In 2000, the 5-Year Business Plan was the gold standard. Every business had to have a course of action for the next five years or else they were doomed to fail. But as we all know, things changed. This time, however, they changed faster than ever. We had the 9/11 terrorist attacks that disrupted every company in nearly every industry. The 2008 recession blind sighted nearly every CEO and Strategist. The increasing rate at which new disruptive technologies reached mass popularity tossed countless companies aside. Long story short: every market became wildly more unpredictable. In five years your country could be at war or an app could’ve made an entire industry obsolete. It no longer made sense to plan so far ahead and so the 5-Year Business Plan died out.

 

The Rise and Fall of the 3-Year Business Plan

Long-term strategic planning did not die out entirely. Instead, the business world made a (now regrettable) compromise. “What about 3-Year plans instead of 5-Year plans?” they said. And so, two years were removed from the strategic discussion. There was one major issue, though. Did the strategy meetings become shorter? No. Did the plans become shorter? No. Just because companies weren’t planning as far ahead, didn’t mean that they were being more realistic. Instead, the plans for the next three years became far more detailed. The extra time was spent making more specific plans instead of less planning.

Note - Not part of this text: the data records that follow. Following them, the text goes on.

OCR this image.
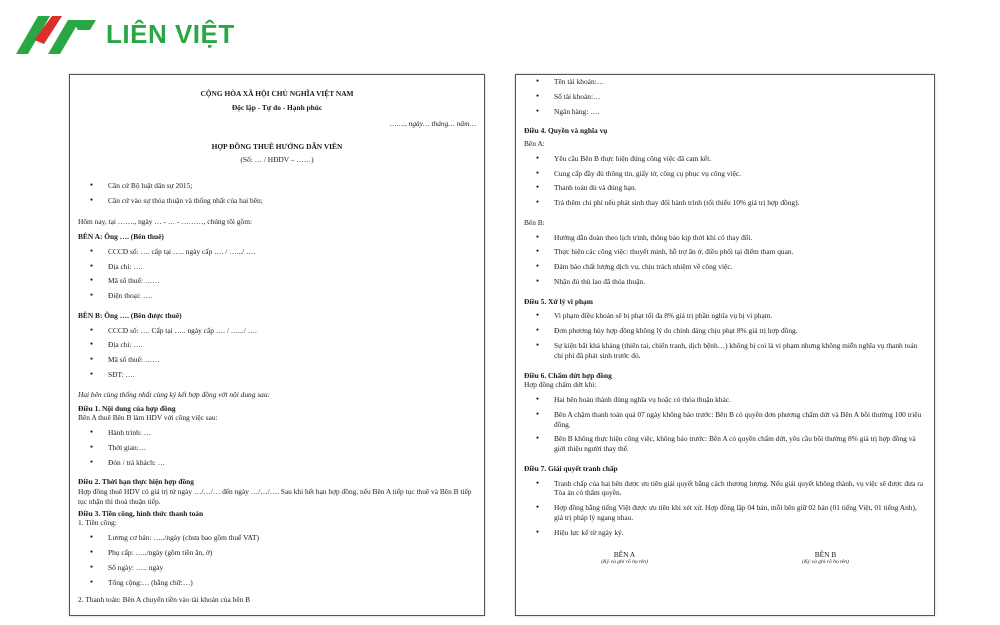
LIÊN VIỆT
CỘNG HÒA XÃ HỘI CHỦ NGHĨA VIỆT NAM
Độc lập - Tự do - Hạnh phúc
……., ngày… tháng… năm…
HỢP ĐỒNG THUÊ HƯỚNG DẪN VIÊN
(Số: … / HĐDV – ……)
● Căn cứ Bộ luật dân sự 2015;
● Căn cứ vào sự thỏa thuận và thống nhất của hai bên;
Hôm nay, tại ……., ngày … - … - ………, chúng tôi gồm:
BÊN A: Ông …. (Bên thuê)
● CCCD số: …. cấp tại ….. ngày cấp …. / ….../ ….
● Địa chỉ: ….
● Mã số thuế: ……
● Điện thoại: ….
BÊN B: Ông …. (Bên được thuê)
● CCCD số: …. Cấp tại ….. ngày cấp …. / ….../ ….
● Địa chỉ: ….
● Mã số thuế: ……
● SĐT: ….
Hai bên cùng thống nhất cùng ký kết hợp đồng với nội dung sau:
Điều 1. Nội dung của hợp đồng
Bên A thuê Bên B làm HDV với công việc sau:
● Hành trình: …
● Thời gian:…
● Đón / trả khách: …
Điều 2. Thời hạn thực hiện hợp đồng
Hợp đồng thuê HDV có giá trị từ ngày …/…/… đến ngày …/…/…. Sau khi hết hạn hợp đồng, nếu Bên A tiếp tục thuê và Bên B tiếp tục nhận thì thoả thuận tiếp.
Điều 3. Tiền công, hình thức thanh toán
1. Tiền công:
● Lương cơ bản: …../ngày (chưa bao gồm thuế VAT)
● Phụ cấp: …../ngày (gồm tiền ăn, ở)
● Số ngày: ….. ngày
● Tổng cộng:… (bằng chữ:…)
2. Thanh toán: Bên A chuyển tiền vào tài khoản của bên B
● Tên tài khoản:…
● Số tài khoản:…
● Ngân hàng: ….
Điều 4. Quyền và nghĩa vụ
Bên A:
● Yêu cầu Bên B thực hiện đúng công việc đã cam kết.
● Cung cấp đầy đủ thông tin, giấy tờ, công cụ phục vụ công việc.
● Thanh toán đủ và đúng hạn.
● Trả thêm chi phí nếu phát sinh thay đổi hành trình (tối thiểu 10% giá trị hợp đồng).
Bên B:
● Hướng dẫn đoàn theo lịch trình, thông báo kịp thời khi có thay đổi.
● Thực hiện các công việc: thuyết minh, hỗ trợ ăn ở, điều phối tại điểm tham quan.
● Đảm bảo chất lượng dịch vụ, chịu trách nhiệm về công việc.
● Nhận đủ thù lao đã thỏa thuận.
Điều 5. Xử lý vi phạm
● Vi phạm điều khoản sẽ bị phạt tối đa 8% giá trị phần nghĩa vụ bị vi phạm.
● Đơn phương hủy hợp đồng không lý do chính đáng chịu phạt 8% giá trị hợp đồng.
● Sự kiện bất khả kháng (thiên tai, chiến tranh, dịch bệnh…) không bị coi là vi phạm nhưng không miễn nghĩa vụ thanh toán chi phí đã phát sinh trước đó.
Điều 6. Chấm dứt hợp đồng
Hợp đồng chấm dứt khi:
● Hai bên hoàn thành đúng nghĩa vụ hoặc có thỏa thuận khác.
● Bên A chậm thanh toán quá 07 ngày không báo trước: Bên B có quyền đơn phương chấm dứt và Bên A bồi thường 100 triệu đồng.
● Bên B không thực hiện công việc, không báo trước: Bên A có quyền chấm dứt, yêu cầu bồi thường 8% giá trị hợp đồng và giới thiệu người thay thế.
Điều 7. Giải quyết tranh chấp
● Tranh chấp của hai bên được ưu tiên giải quyết bằng cách thương lượng. Nếu giải quyết không thành, vụ việc sẽ được đưa ra Tòa án có thẩm quyền.
● Hợp đồng bằng tiếng Việt được ưu tiên khi xét xử. Hợp đồng lập 04 bản, mỗi bên giữ 02 bản (01 tiếng Việt, 01 tiếng Anh), giá trị pháp lý ngang nhau.
● Hiệu lực kể từ ngày ký.
BÊN A
(Ký và ghi rõ họ tên)
BÊN B
(Ký và ghi rõ họ tên)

Looking back on it, the practice was entirely counterintuitive. The 5-Year Business Plan died because of widespread unpredictability, so there was no reason to assume that the next three years were somehow more stable.

 

Is the 3-Year Business Plan dead? No. It’s a begrudgingly stubborn relic of a business world failing to cope with the almost incomprehensible speed at which technology moves. The truth is that an app can still replace an industry overnight. Smart businesses are learning to function moment-to-moment. Enormous Big Data programs are being built to generate insights and actions in real time. Momentary “trends” are beginning dominate how the world around us works. As often as people complain that Millennials look at Facebook or Twitter too much, the world has never moved faster than it does right now. This speed has created a need for information on a more frequent basis. Consequently, it has eliminated the realistic possibility of predicting years ahead.